The Raptors have no shortage of players who can win games by putting the ball in the basket, but what they often lack is players who can make a decisive impact in areas aside from scoring. Carroll had more than his share of points on Thursday night, but his physical defense on Joe Johnson in the fourth quarter and overtime was just as important to the team as the points from his teammates in that stretch.

After all he’s been through, the spotlight means nothing to the Junkyard Dog. He was never going to be afraid of the Playoffs. Adversity is where he thrives. Prior to the start of the season, Carroll told the Toronto Star, “I want people to understand my story, understand what it took for me to get here.”

It’s been a long, tough road, but for now the Raptors can just be glad that he got there.

It’s just one game

Nathan Heck | @NathanHeck22 | Pelican Debrief

On Thursday night, the Toronto Raptors won a contest they absolutely needed to in order avoid falling behind by two games to the Miami Heat. Toronto put distance between themselves and the Heat early in the game, but the Heat closed the gap in the third quarter. Jonas Valanciunas prevented the Heat from putting the Raptors away with his immense intensity down the stretch, and the Raptors ultimately closed the game out in overtime.

Throughout the game, the Raptors wore their hearts on their sleeves; players were both visibly frustrated and elated. When things were going well, they were going really well for the Raptors, like their 17-5 run in the first quarter and the outburst by Valanciunas as regulation drew to a close. The Raptors were prone to extremely rough stretches, though, such as when the porous defense allowed Joe Johnson to score nine consecutive points for the Heat. On the other hand (and bench), the veterans that populate the Miami roster were remarkably stoic and steady.

Regardless of the situation, the Heat seemed to be firmly rooted in reality. Runs by Toronto seemed to not phase the Heat in the least, and even in defeat, the Miami cadre of veterans and youngsters still seemed remarkably calm.
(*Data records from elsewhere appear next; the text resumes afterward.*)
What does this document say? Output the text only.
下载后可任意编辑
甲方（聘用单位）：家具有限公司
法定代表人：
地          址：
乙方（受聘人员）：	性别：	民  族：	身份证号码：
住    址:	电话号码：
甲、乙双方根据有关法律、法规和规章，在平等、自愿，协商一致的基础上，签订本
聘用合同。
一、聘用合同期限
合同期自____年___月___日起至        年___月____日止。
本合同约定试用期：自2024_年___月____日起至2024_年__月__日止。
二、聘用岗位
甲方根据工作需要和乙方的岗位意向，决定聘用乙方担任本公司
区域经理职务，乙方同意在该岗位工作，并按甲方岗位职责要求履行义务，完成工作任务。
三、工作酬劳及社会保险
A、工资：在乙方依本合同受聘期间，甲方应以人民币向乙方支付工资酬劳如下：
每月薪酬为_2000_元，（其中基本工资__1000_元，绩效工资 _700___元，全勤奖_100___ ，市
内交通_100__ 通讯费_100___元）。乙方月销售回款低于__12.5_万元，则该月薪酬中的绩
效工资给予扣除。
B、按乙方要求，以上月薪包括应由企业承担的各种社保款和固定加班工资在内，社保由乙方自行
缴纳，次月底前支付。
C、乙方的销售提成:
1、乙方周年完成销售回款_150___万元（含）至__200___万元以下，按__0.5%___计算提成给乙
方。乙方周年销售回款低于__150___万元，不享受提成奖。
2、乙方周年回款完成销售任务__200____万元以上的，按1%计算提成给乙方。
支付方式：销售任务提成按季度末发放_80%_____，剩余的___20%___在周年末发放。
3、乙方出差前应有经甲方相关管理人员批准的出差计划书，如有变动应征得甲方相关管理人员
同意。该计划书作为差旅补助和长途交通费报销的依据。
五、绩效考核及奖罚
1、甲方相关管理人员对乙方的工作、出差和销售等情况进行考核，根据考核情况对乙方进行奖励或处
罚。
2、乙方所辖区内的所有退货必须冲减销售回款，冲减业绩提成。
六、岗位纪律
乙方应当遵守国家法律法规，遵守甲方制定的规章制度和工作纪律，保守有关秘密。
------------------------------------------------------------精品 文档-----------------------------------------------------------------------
The usual look of defeat that finds its home on the collective face of a losing playoff club was nowhere to be found. It should come as no surprise, either. It was, after all, just one game.
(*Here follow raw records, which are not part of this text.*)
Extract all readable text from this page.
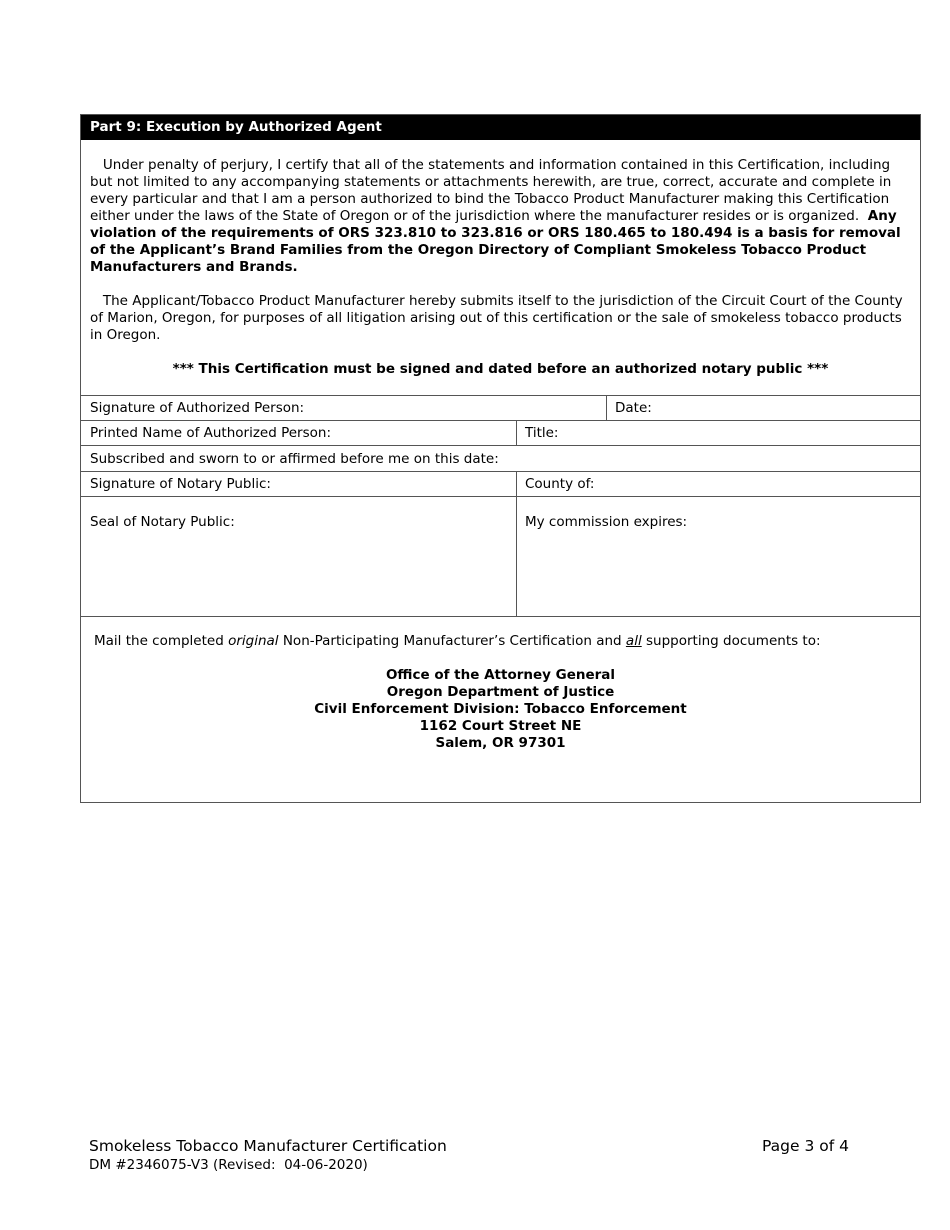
Part 9: Execution by Authorized Agent
Under penalty of perjury, I certify that all of the statements and information contained in this Certification, including but not limited to any accompanying statements or attachments herewith, are true, correct, accurate and complete in every particular and that I am a person authorized to bind the Tobacco Product Manufacturer making this Certification either under the laws of the State of Oregon or of the jurisdiction where the manufacturer resides or is organized.  Any violation of the requirements of ORS 323.810 to 323.816 or ORS 180.465 to 180.494 is a basis for removal of the Applicant’s Brand Families from the Oregon Directory of Compliant Smokeless Tobacco Product Manufacturers and Brands.
The Applicant/Tobacco Product Manufacturer hereby submits itself to the jurisdiction of the Circuit Court of the County of Marion, Oregon, for purposes of all litigation arising out of this certification or the sale of smokeless tobacco products in Oregon.
*** This Certification must be signed and dated before an authorized notary public ***
Signature of Authorized Person:	Date:
Printed Name of Authorized Person:	Title:
Subscribed and sworn to or affirmed before me on this date:
Signature of Notary Public:	County of:
Seal of Notary Public:	My commission expires:
Mail the completed original Non-Participating Manufacturer’s Certification and all supporting documents to:
Office of the Attorney General
Oregon Department of Justice
Civil Enforcement Division: Tobacco Enforcement
1162 Court Street NE
Salem, OR 97301
Smokeless Tobacco Manufacturer Certification
DM #2346075-V3 (Revised:  04-06-2020)
Page 3 of 4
As a collective group, the Miami Heat have been down this road before. After making their way around the figurative block more than their fair share of times, the Heat are well aware of the fact that series are not decided in a solitary game. They’ve led before, they’ve trailed before and they’ve been tied up before. At this point, the playoffs and the mental battles a series represents are becoming a tired dance for many of the Miami Heat contributors. When all of their career totals are tallied together, the players who appeared in Game 2 for Miami have played in an absurd 598 playoff games. It is safe to say they’ve learned a thing or two about the dynamics of a series.
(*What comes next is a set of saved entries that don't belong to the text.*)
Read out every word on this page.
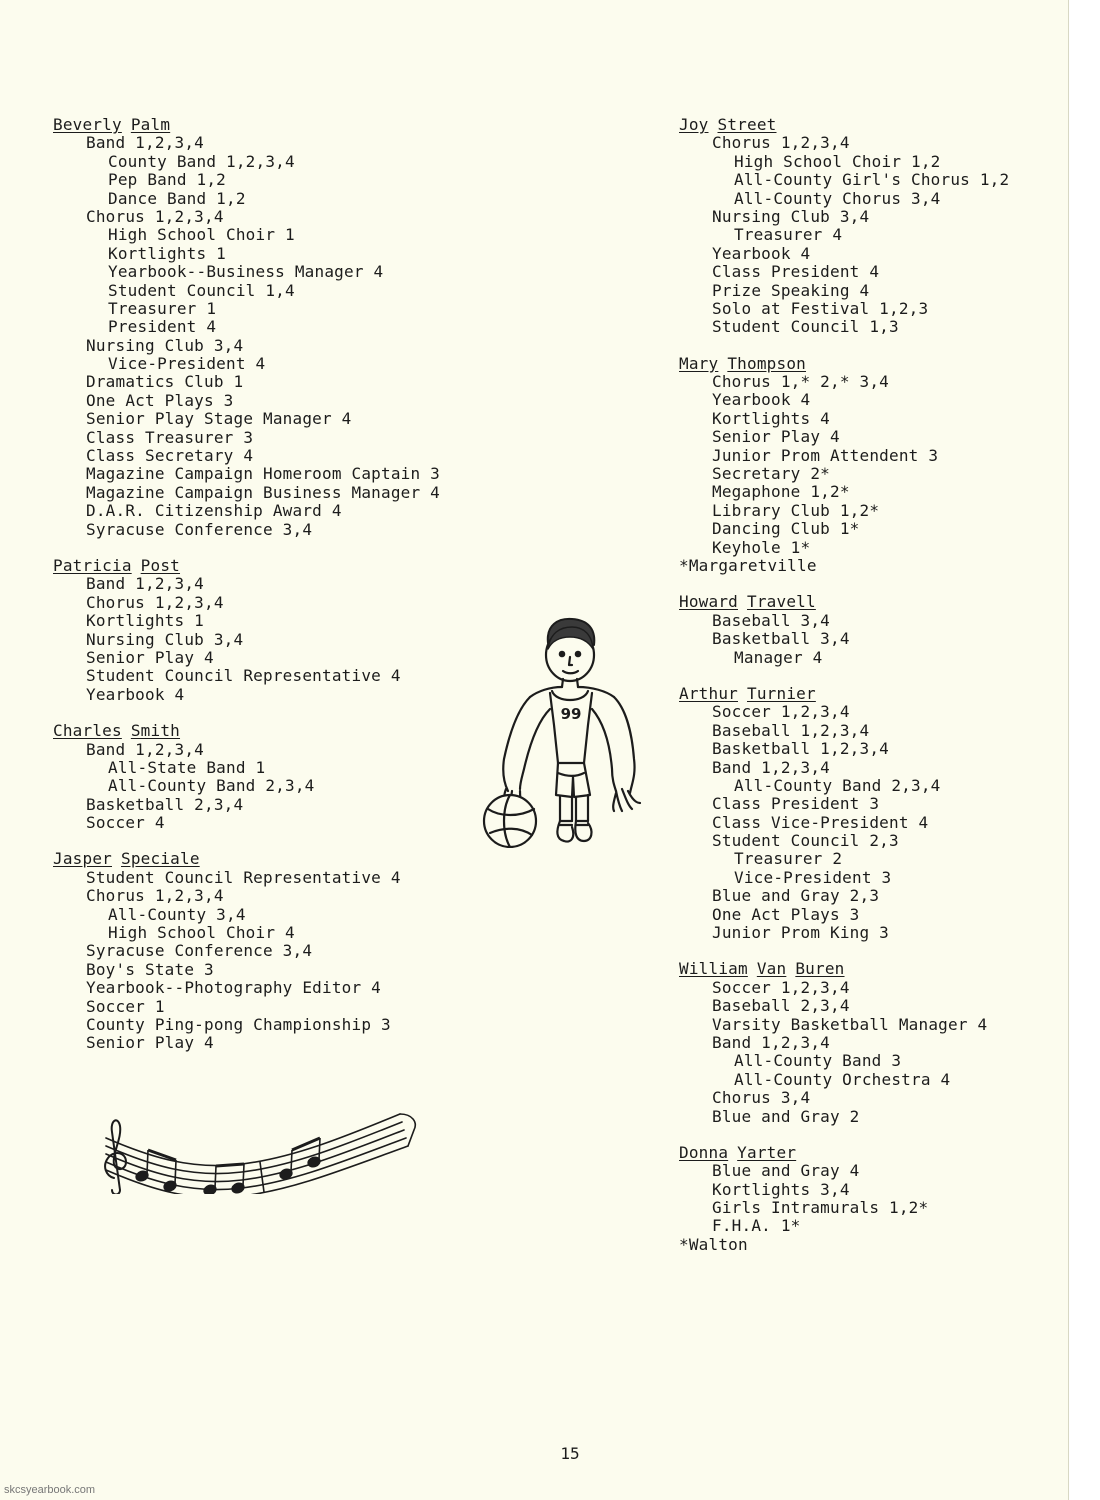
Beverly Palm
Band 1,2,3,4
County Band 1,2,3,4
Pep Band 1,2
Dance Band 1,2
Chorus 1,2,3,4
High School Choir 1
Kortlights 1
Yearbook--Business Manager 4
Student Council 1,4
Treasurer 1
President 4
Nursing Club 3,4
Vice-President 4
Dramatics Club 1
One Act Plays 3
Senior Play Stage Manager 4
Class Treasurer 3
Class Secretary 4
Magazine Campaign Homeroom Captain 3
Magazine Campaign Business Manager 4
D.A.R. Citizenship Award 4
Syracuse Conference 3,4
Patricia Post
Band 1,2,3,4
Chorus 1,2,3,4
Kortlights 1
Nursing Club 3,4
Senior Play 4
Student Council Representative 4
Yearbook 4
Charles Smith
Band 1,2,3,4
All-State Band 1
All-County Band 2,3,4
Basketball 2,3,4
Soccer 4
Jasper Speciale
Student Council Representative 4
Chorus 1,2,3,4
All-County 3,4
High School Choir 4
Syracuse Conference 3,4
Boy's State 3
Yearbook--Photography Editor 4
Soccer 1
County Ping-pong Championship 3
Senior Play 4
Joy Street
Chorus 1,2,3,4
High School Choir 1,2
All-County Girl's Chorus 1,2
All-County Chorus 3,4
Nursing Club 3,4
Treasurer 4
Yearbook 4
Class President 4
Prize Speaking 4
Solo at Festival 1,2,3
Student Council 1,3
Mary Thompson
Chorus 1,* 2,* 3,4
Yearbook 4
Kortlights 4
Senior Play 4
Junior Prom Attendent 3
Secretary 2*
Megaphone 1,2*
Library Club 1,2*
Dancing Club 1*
Keyhole 1*
*Margaretville
Howard Travell
Baseball 3,4
Basketball 3,4
Manager 4
Arthur Turnier
Soccer 1,2,3,4
Baseball 1,2,3,4
Basketball 1,2,3,4
Band 1,2,3,4
All-County Band 2,3,4
Class President 3
Class Vice-President 4
Student Council 2,3
Treasurer 2
Vice-President 3
Blue and Gray 2,3
One Act Plays 3
Junior Prom King 3
William Van Buren
Soccer 1,2,3,4
Baseball 2,3,4
Varsity Basketball Manager 4
Band 1,2,3,4
All-County Band 3
All-County Orchestra 4
Chorus 3,4
Blue and Gray 2
Donna Yarter
Blue and Gray 4
Kortlights 3,4
Girls Intramurals 1,2*
F.H.A. 1*
*Walton
99
15
skcsyearbook.com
A semifinals matchup tied at one and one is not the end of the world, and even the youngsters know that, not just the guys a bit longer in the tooth. Under the guidance of Dwyane Wade, Joe Johnson, Amar’e Stoudamire, Udonis Haslem and the larger than life sideline presence of Chris Bosh, Justise Winslow, Josh Richardson and Hassan Whiteside demonstrated a relatively high level of composure for inexperienced players, an impressive feat when taking into account the large stage. In fact, all three of them seemed to have a tighter handle on the situation than the All-Star Toronto backcourt.

Now, Miami will drag the Raptors from the far northern reaches of the NBA landscape to its southernmost point, and it is hard to say the Heat aren’t firmly in control of the series as the planes descend over the expansive Everglades. After stealing a game in Jurassic Park, the Heat have the opportunity to bury Toronto by a two game margin if they can defend their homecourt, something a team with such a wealth of experience will surely aim to do. Toronto may have all of the passion in the world, but passion only wins a game; experience and professionalism wins a series.